Friday, February 14, 2014

DO YOU WANT GMO LABELS ON YOUR FOOD? Part 2.

Valentine Summer Squash, Tomato and Pepper from My Backyard Garden.


Environmental Action volunteers demonstrated at the JM Smucker headquarters in Orville Ohio this month. Smucker’s apparently knew of the plan beforehand and met the team at the door, delivering their petition  signatures telling the food manufacturer to lable the GMOs in their products, and to stop blocking GMO labeling laws. At the same time, Environmental Action members showed up at their local supermarkets and told the managers to relay our demand to Smucker's that they label GMOs in their products. 
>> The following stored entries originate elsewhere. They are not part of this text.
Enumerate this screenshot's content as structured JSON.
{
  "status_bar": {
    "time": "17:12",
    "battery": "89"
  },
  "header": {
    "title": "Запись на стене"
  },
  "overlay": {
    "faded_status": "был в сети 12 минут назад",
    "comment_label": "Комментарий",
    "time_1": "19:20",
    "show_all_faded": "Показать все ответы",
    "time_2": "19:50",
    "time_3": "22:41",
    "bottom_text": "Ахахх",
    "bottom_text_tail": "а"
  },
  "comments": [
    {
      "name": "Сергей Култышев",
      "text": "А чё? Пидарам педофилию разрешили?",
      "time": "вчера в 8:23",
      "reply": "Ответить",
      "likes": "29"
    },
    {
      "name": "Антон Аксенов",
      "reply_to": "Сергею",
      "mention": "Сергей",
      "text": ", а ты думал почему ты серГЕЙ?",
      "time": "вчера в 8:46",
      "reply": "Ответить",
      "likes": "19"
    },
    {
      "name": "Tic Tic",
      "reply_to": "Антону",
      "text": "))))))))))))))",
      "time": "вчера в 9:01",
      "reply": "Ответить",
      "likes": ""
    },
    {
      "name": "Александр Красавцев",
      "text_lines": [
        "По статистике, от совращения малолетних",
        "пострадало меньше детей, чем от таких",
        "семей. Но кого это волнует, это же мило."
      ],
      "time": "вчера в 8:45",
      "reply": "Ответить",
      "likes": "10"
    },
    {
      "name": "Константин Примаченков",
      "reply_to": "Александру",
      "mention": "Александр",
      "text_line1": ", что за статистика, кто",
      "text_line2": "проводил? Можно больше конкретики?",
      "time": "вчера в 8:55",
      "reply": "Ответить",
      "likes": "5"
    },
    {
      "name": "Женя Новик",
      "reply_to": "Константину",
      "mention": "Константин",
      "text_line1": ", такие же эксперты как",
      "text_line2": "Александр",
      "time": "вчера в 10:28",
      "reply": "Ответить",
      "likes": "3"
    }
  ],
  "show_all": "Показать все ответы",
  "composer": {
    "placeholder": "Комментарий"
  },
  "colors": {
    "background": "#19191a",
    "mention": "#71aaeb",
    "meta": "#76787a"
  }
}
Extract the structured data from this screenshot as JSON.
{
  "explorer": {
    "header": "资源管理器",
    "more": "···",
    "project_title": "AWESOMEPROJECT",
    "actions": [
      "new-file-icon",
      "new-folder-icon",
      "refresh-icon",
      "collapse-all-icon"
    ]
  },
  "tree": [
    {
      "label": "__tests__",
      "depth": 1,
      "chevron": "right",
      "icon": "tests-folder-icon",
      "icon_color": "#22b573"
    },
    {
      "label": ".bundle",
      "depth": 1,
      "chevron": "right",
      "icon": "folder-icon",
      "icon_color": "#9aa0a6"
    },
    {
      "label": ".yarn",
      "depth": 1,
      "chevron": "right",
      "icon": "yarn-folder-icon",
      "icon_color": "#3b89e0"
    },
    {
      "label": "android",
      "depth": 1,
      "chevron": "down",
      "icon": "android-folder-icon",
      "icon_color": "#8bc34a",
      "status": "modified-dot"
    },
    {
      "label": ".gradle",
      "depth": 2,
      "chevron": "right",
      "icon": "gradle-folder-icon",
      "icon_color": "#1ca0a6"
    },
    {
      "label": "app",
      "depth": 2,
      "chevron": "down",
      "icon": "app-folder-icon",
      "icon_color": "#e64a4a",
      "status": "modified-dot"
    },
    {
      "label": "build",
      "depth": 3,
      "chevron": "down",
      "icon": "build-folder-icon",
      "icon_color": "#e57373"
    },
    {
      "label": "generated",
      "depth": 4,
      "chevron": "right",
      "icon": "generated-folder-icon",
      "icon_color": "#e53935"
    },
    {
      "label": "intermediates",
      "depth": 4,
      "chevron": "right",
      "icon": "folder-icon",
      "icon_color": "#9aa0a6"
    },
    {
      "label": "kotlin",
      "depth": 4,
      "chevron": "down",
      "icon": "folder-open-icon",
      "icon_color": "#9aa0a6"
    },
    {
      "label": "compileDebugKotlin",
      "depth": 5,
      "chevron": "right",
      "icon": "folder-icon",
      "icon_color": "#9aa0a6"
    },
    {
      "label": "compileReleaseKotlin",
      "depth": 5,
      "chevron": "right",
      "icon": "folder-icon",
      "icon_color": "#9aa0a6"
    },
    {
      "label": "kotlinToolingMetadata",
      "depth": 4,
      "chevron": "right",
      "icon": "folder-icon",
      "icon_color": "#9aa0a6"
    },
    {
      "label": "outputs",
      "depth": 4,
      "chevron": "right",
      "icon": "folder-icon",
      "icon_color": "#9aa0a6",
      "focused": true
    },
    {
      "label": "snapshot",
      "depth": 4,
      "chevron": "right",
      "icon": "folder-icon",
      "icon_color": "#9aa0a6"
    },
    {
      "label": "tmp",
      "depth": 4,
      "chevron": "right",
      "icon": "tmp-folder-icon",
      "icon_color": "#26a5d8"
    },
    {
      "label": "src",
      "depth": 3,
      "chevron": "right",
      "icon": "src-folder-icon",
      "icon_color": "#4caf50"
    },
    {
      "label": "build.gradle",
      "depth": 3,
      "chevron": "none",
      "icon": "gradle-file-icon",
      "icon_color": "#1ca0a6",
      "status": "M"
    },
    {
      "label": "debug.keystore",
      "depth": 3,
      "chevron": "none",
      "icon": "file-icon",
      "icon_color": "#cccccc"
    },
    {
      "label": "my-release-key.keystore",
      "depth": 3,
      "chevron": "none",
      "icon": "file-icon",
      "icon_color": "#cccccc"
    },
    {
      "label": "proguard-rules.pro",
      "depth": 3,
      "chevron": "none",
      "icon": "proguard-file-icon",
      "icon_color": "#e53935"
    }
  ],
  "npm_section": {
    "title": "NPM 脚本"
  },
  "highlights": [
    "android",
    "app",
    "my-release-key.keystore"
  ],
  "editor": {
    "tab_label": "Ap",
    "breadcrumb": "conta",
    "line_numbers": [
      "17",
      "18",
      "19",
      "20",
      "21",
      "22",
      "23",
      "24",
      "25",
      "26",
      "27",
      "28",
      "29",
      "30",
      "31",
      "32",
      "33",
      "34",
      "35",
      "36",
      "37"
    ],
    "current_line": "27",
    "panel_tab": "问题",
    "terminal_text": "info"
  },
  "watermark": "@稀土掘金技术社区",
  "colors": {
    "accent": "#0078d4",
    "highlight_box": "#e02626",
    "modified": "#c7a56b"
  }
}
Within seconds of showing up at Smucker's headquarters, six security guards asked that volunteers hand over the petition signatures at the entrance and not enter the premises. But  the activists saw this as good news because, those security guards knew they were coming, which means they know about the campaign - and were worried enough about what we might say and do to send a detail of security to deal with us.

Protestors were too concerned about Smucker's concealing GMOs in their products to be thwarted. 

The following quotation was published by the Environmental Action Team, a group protesting GMOs.  “GMOs put our entire planet's future at risk and every single student at Wooster College (or anywhere) who eats Smucker's products is unwittingly supporting an enormous threat posed by GMO foods.” Rita Frost and the rest of the Environmental Action team were planning additional actions at Smucker’s in the coming weeks.

Reasons to genetically modify foods is to increase yields, to alter foods to taste more pleasant and to make some kinds of foods more resistant to cold or other weather conditions. Tomatoes for instance might be more immune to cold if genes from other organisms are put into the reproduction cells, such as genes from, a strain of fish that is cold resistant.

Dr.Oz also said on Thursday that crops are altered so they will be able to tolerate stronger insecticides. Then the spray volume can be increased. Pesticide use has escalated to millions of pounds per year, and the side effect is that pesticides may affect our food as well as the animals we also end up eating as meat. We just don’t know the full effects of insecticide use, of genetic modification on human or animal digestion. And ironically, a side effect of this practice has resulted in more resistant bugs and insects.